O ex-atleta também destaca o treinamento personalizado de talentos como uma experiência que carrega do esporte. “As pessoas têm que ver onde são melhores para entregar alta performance”, afirma.

É nesse ponto que entra o papel do empreendedor como líder. “O Bernardinho e o José Roberto Guimarães [ex-técnicos da seleção de vôlei] viam as melhores características de cada um para cada posição”, conta.

Tande tira da sua experiência com os técnicos seus modelos de liderança corporativa.

Independentemente do estilo, o fundamental, ao seu ver, é ter sensibilidade para identificar o que funciona com a sua equipe.
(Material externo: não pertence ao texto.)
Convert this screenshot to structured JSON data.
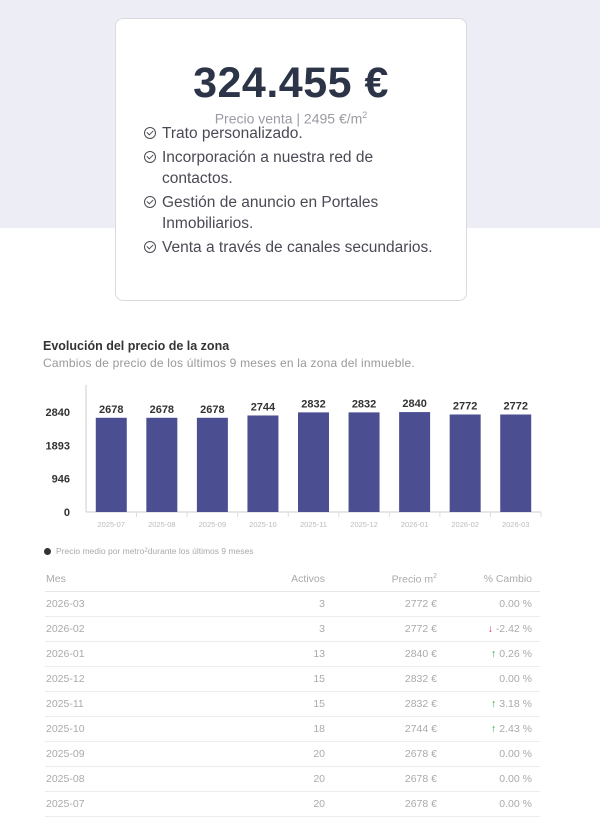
{
  "summary": {
    "price": "324.455 €",
    "subtitle": "Precio venta | 2495 €/m",
    "subtitle_sup": "2",
    "features": [
      "Trato personalizado.",
      "Incorporación a nuestra red de contactos.",
      "Gestión de anuncio en Portales Inmobiliarios.",
      "Venta a través de canales secundarios."
    ]
  },
  "chart_data": {
    "type": "bar",
    "title": "Evolución del precio de la zona",
    "subtitle": "Cambios de precio de los últimos 9 meses en la zona del inmueble.",
    "categories": [
      "2025-07",
      "2025-08",
      "2025-09",
      "2025-10",
      "2025-11",
      "2025-12",
      "2026-01",
      "2026-02",
      "2026-03"
    ],
    "values": [
      2678,
      2678,
      2678,
      2744,
      2832,
      2832,
      2840,
      2772,
      2772
    ],
    "yticks": [
      0,
      946,
      1893,
      2840
    ],
    "ylim": [
      0,
      3610
    ],
    "color": "#4b4f92",
    "legend": "Precio medio por metro",
    "legend_sup": "2",
    "legend_tail": " durante los últimos 9 meses"
  },
  "table": {
    "headers": [
      "Mes",
      "Activos",
      "Precio m",
      "% Cambio"
    ],
    "header_sup": "2",
    "rows": [
      {
        "mes": "2026-03",
        "activos": "3",
        "precio": "2772 €",
        "cambio": "0.00 %",
        "trend": ""
      },
      {
        "mes": "2026-02",
        "activos": "3",
        "precio": "2772 €",
        "cambio": "-2.42 %",
        "trend": "down"
      },
      {
        "mes": "2026-01",
        "activos": "13",
        "precio": "2840 €",
        "cambio": "0.26 %",
        "trend": "up"
      },
      {
        "mes": "2025-12",
        "activos": "15",
        "precio": "2832 €",
        "cambio": "0.00 %",
        "trend": ""
      },
      {
        "mes": "2025-11",
        "activos": "15",
        "precio": "2832 €",
        "cambio": "3.18 %",
        "trend": "up"
      },
      {
        "mes": "2025-10",
        "activos": "18",
        "precio": "2744 €",
        "cambio": "2.43 %",
        "trend": "up"
      },
      {
        "mes": "2025-09",
        "activos": "20",
        "precio": "2678 €",
        "cambio": "0.00 %",
        "trend": ""
      },
      {
        "mes": "2025-08",
        "activos": "20",
        "precio": "2678 €",
        "cambio": "0.00 %",
        "trend": ""
      },
      {
        "mes": "2025-07",
        "activos": "20",
        "precio": "2678 €",
        "cambio": "0.00 %",
        "trend": ""
      }
    ]
  }
}
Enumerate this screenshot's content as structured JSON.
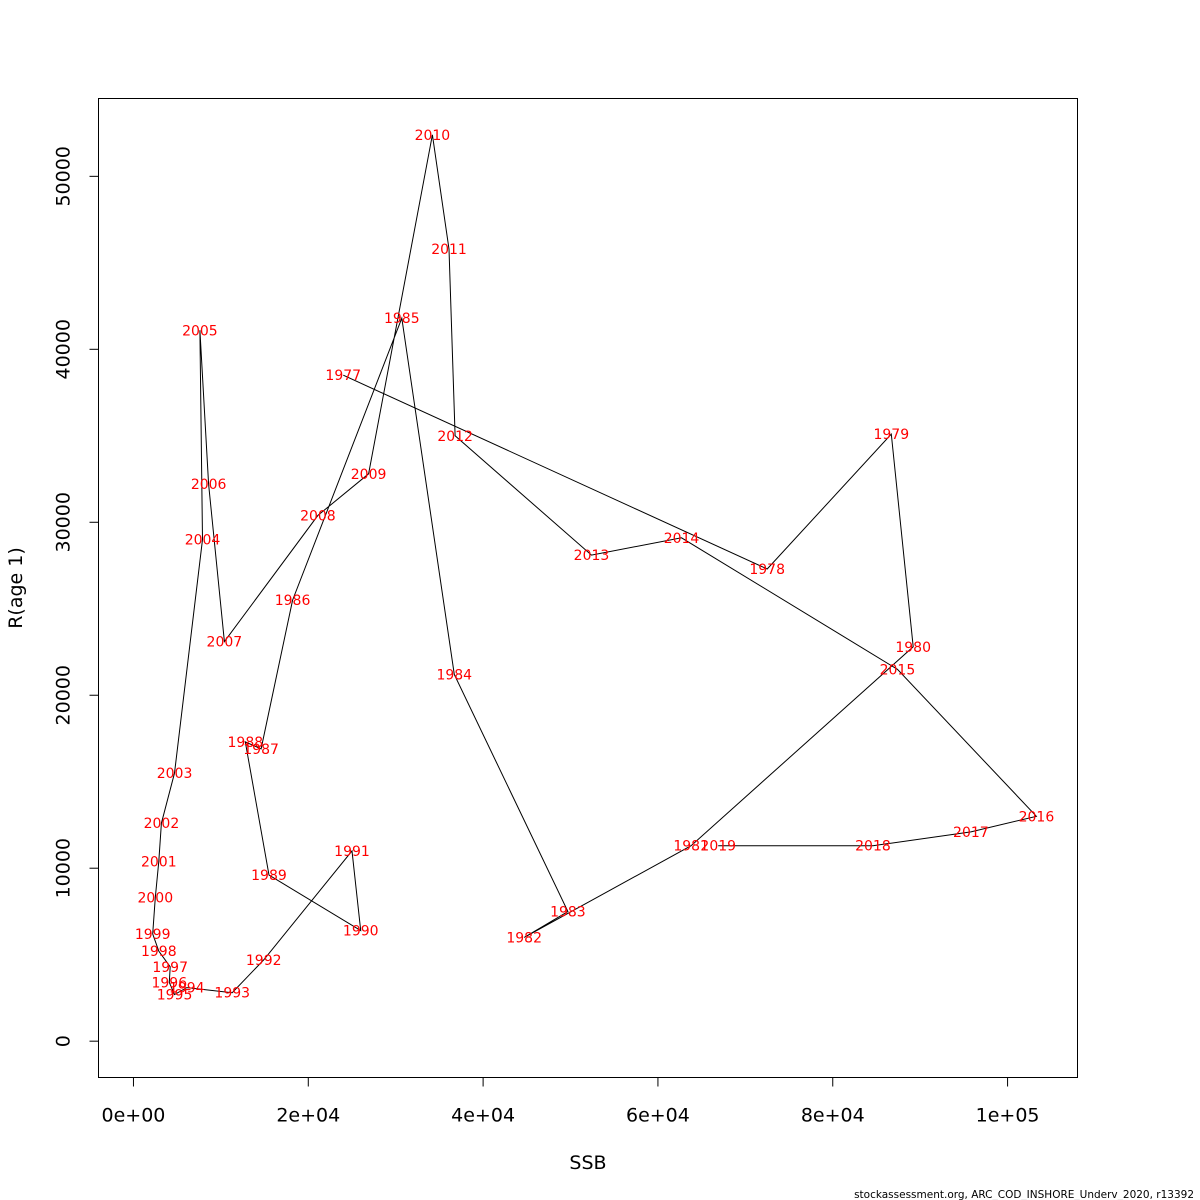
{
  "chart_data": {
    "type": "line",
    "xlabel": "SSB",
    "ylabel": "R(age 1)",
    "xlim": [
      -4000,
      108000
    ],
    "ylim": [
      -2100,
      54500
    ],
    "x_ticks": [
      0,
      20000,
      40000,
      60000,
      80000,
      100000
    ],
    "x_tick_labels": [
      "0e+00",
      "2e+04",
      "4e+04",
      "6e+04",
      "8e+04",
      "1e+05"
    ],
    "y_ticks": [
      0,
      10000,
      20000,
      30000,
      40000,
      50000
    ],
    "y_tick_labels": [
      "0",
      "10000",
      "20000",
      "30000",
      "40000",
      "50000"
    ],
    "grid": false,
    "footer": "stockassessment.org, ARC_COD_INSHORE_Underv_2020, r13392",
    "points": [
      {
        "year": "1977",
        "ssb": 24000,
        "rec": 38500
      },
      {
        "year": "1978",
        "ssb": 72500,
        "rec": 27300
      },
      {
        "year": "1979",
        "ssb": 86700,
        "rec": 35100
      },
      {
        "year": "1980",
        "ssb": 89200,
        "rec": 22800
      },
      {
        "year": "1981",
        "ssb": 63800,
        "rec": 11300
      },
      {
        "year": "1982",
        "ssb": 44700,
        "rec": 6000
      },
      {
        "year": "1983",
        "ssb": 49700,
        "rec": 7500
      },
      {
        "year": "1984",
        "ssb": 36700,
        "rec": 21200
      },
      {
        "year": "1985",
        "ssb": 30700,
        "rec": 41800
      },
      {
        "year": "1986",
        "ssb": 18200,
        "rec": 25500
      },
      {
        "year": "1987",
        "ssb": 14600,
        "rec": 16900
      },
      {
        "year": "1988",
        "ssb": 12800,
        "rec": 17300
      },
      {
        "year": "1989",
        "ssb": 15500,
        "rec": 9600
      },
      {
        "year": "1990",
        "ssb": 26000,
        "rec": 6400
      },
      {
        "year": "1991",
        "ssb": 25000,
        "rec": 11000
      },
      {
        "year": "1992",
        "ssb": 14900,
        "rec": 4700
      },
      {
        "year": "1993",
        "ssb": 11300,
        "rec": 2800
      },
      {
        "year": "1994",
        "ssb": 6100,
        "rec": 3100
      },
      {
        "year": "1995",
        "ssb": 4700,
        "rec": 2700
      },
      {
        "year": "1996",
        "ssb": 4100,
        "rec": 3400
      },
      {
        "year": "1997",
        "ssb": 4200,
        "rec": 4300
      },
      {
        "year": "1998",
        "ssb": 2900,
        "rec": 5200
      },
      {
        "year": "1999",
        "ssb": 2200,
        "rec": 6200
      },
      {
        "year": "2000",
        "ssb": 2500,
        "rec": 8300
      },
      {
        "year": "2001",
        "ssb": 2900,
        "rec": 10400
      },
      {
        "year": "2002",
        "ssb": 3200,
        "rec": 12600
      },
      {
        "year": "2003",
        "ssb": 4700,
        "rec": 15500
      },
      {
        "year": "2004",
        "ssb": 7900,
        "rec": 29000
      },
      {
        "year": "2005",
        "ssb": 7600,
        "rec": 41100
      },
      {
        "year": "2006",
        "ssb": 8600,
        "rec": 32200
      },
      {
        "year": "2007",
        "ssb": 10400,
        "rec": 23100
      },
      {
        "year": "2008",
        "ssb": 21100,
        "rec": 30400
      },
      {
        "year": "2009",
        "ssb": 26900,
        "rec": 32800
      },
      {
        "year": "2010",
        "ssb": 34200,
        "rec": 52400
      },
      {
        "year": "2011",
        "ssb": 36100,
        "rec": 45800
      },
      {
        "year": "2012",
        "ssb": 36800,
        "rec": 35000
      },
      {
        "year": "2013",
        "ssb": 52400,
        "rec": 28100
      },
      {
        "year": "2014",
        "ssb": 62700,
        "rec": 29100
      },
      {
        "year": "2015",
        "ssb": 87400,
        "rec": 21500
      },
      {
        "year": "2016",
        "ssb": 103300,
        "rec": 13000
      },
      {
        "year": "2017",
        "ssb": 95800,
        "rec": 12100
      },
      {
        "year": "2018",
        "ssb": 84600,
        "rec": 11300
      },
      {
        "year": "2019",
        "ssb": 66900,
        "rec": 11300
      }
    ]
  }
}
“Pode ser a forma de liderança de um Bernardinho, que cobra, que passa sua liderança pelas atitudes”, diz. Outro estilo é o de José Roberto Guimarães, “mais paizão, passional, que gosta de conversar”, diz Tande.

Beatriz Bulcão

Esgrimista planeja sua carreira com base em ciclos

A esgrimista Bia Bulcão, 26, já concilia sua carreira no esporte com uma atuação empresarial. Ao mesmo tempo em que busca se classificar para os Jogos Olímpicos de Tóquio, a atleta, a primeira brasileira a estar entre as seis melhores do mundo no ranking mundial da modalidade (2012/2013), dá palestras para empresas.

Bia diz que conta com uma equipe na qual estão distribuídos profissionais que cuidam de funções como marketing, assessoria de imprensa e busca de patrocínios, além do seu técnico e do preparador físico.

“O atleta tem que funcionar como uma empresa. Na hora da competição, é ele quem aparece, mas existe toda uma estrutura por trás”, afirma.

A carreira da esgrimista é administrada como se fosse uma companhia. Ela organiza seu planejamento seguindo micros e macrociclos: os primeiros englobariam os planos de curto prazo, e, os últimos, os objetivos de longo prazo. Ambos, no entanto, precisam ser pensados de uma maneira integrada.

“Os Jogos Olímpicos, o ciclo de quatro anos, é o ciclo principal, mas existem outras etapas competitivas dentro dele que são importantes”, diz ela. “Você tem que estar focado em cada dia, pensar no seu objetivo em cada treinamento, em cada competição, para você chegar na sua meta principal no final”, diz.

A atleta trabalha ainda com relatórios semanais, que ela mesma escreve.

Ela utiliza o método para avaliar seus treinamentos e identificar os pontos que precisa reavaliar e aperfeiçoar.